De (wettelijke) rente en de buitengerechtelijke incassokosten zullen worden afgewezen. De kantonrechter kan niet beoordelen of hierover in de algemene voorwaarden die volgens de eisende partij bedingen zijn opgenomen die oneerlijk zijn. Dat de vorderingen op dit punt mogelijk in overeenstemming zijn met de wettelijke bepalingen maakt niet uit. De wettelijke bepalingen voor rente en incassokosten kunnen alleen worden toegepast als de kantonrechter heeft vastgesteld dat in de algemene voorwaarden geen oneerlijke rente- en incassobedingen staan.
Wat is toewijsbaar?
2.9.
Gelet op het voorgaande is een bedrag van € 1.127,84 aan hoofdsom toewijsbaar (€ 1.503,79 x 0.75).
2.10.
De gedaagde partij wordt grotendeels in het ongelijk gesteld en zal daarom in de proceskosten worden veroordeeld. Nu een gedeelte van het gevorderde bedrag niet toewijsbaar is, kan de gedaagde partij ten aanzien van het griffierecht slechts worden veroordeeld tot betaling van het griffierecht dat verschuldigd is voor het toe te wijzen bedrag, te weten € 328,00. Het meerdere, dat op grond van de dagvaarding aan de eisende partij in rekening is gebracht, dient voor rekening van de eisende partij te blijven.
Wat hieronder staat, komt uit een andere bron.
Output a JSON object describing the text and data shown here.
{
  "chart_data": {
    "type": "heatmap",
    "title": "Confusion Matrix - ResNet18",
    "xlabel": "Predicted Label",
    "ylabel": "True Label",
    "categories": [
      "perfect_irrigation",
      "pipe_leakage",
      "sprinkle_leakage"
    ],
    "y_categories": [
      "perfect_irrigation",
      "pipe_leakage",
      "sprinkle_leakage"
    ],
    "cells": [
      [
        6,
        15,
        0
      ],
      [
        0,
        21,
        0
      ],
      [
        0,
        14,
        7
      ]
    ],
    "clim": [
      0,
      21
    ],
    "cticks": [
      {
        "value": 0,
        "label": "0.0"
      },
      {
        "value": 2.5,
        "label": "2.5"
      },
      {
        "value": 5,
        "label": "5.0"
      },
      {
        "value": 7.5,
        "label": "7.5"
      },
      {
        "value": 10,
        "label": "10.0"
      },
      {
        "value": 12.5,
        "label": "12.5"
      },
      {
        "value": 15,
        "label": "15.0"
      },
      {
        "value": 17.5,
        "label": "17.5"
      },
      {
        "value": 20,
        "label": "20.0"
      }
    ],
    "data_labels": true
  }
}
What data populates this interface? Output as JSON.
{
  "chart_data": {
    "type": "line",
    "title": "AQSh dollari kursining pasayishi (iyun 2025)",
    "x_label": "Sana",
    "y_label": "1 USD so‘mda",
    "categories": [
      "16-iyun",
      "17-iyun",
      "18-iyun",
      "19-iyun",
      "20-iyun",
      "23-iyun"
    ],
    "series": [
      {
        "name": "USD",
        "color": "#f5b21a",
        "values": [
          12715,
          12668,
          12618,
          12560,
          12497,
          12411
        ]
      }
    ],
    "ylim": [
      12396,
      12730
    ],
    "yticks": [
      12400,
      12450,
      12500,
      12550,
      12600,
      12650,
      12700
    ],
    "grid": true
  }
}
Verder blijven de kosten voor de genomen akte voor rekening van de eisende partij, aangezien het aan haarzelf te wijten is dat het nodig was deze extra akte op te stellen.

3.De beslissing

De kantonrechter:
3.1.
veroordeelt de gedaagde partij tot betaling aan de eisende partij van € 1.127,84,
3.2.
veroordeelt de gedaagde partij tot betaling van de proceskosten, die de kantonrechter aan de kant van de eisende partij tot en met vandaag vaststelt op:
dagvaarding € 111,17
griffierecht € 328,00
salaris gemachtigde € 132,00 ;
3.3.
verklaart de veroordeling(en) in dit vonnis uitvoerbaar bij voorraad;
3.4.
wijst de vordering voor het overige af.
Dit vonnis is gewezen door mr. M. Woerdman en op bovengenoemde datum in het openbaar uitgesproken in aanwezigheid van de griffier.
De griffier De kantonrechter

Voetnoten

1.Zie, onder meer, het arrest van de Hoge Raad van 12 november 2021, ECLI:NL:HR:2021:1677.
2.HvJ EU 23 januari 2019, zaak C-430/17, ECLI:EU:C:2019:47 (Walbusch Walter Busch), punt 41; HvJ EU 10 juli 2019, zaak C-649/17, ECLI:EU:C:2019:576 (Amazon EU), punt 44.
3.Hoge Raad 12 november 2021, ECLI:NL:HR:2021:1677.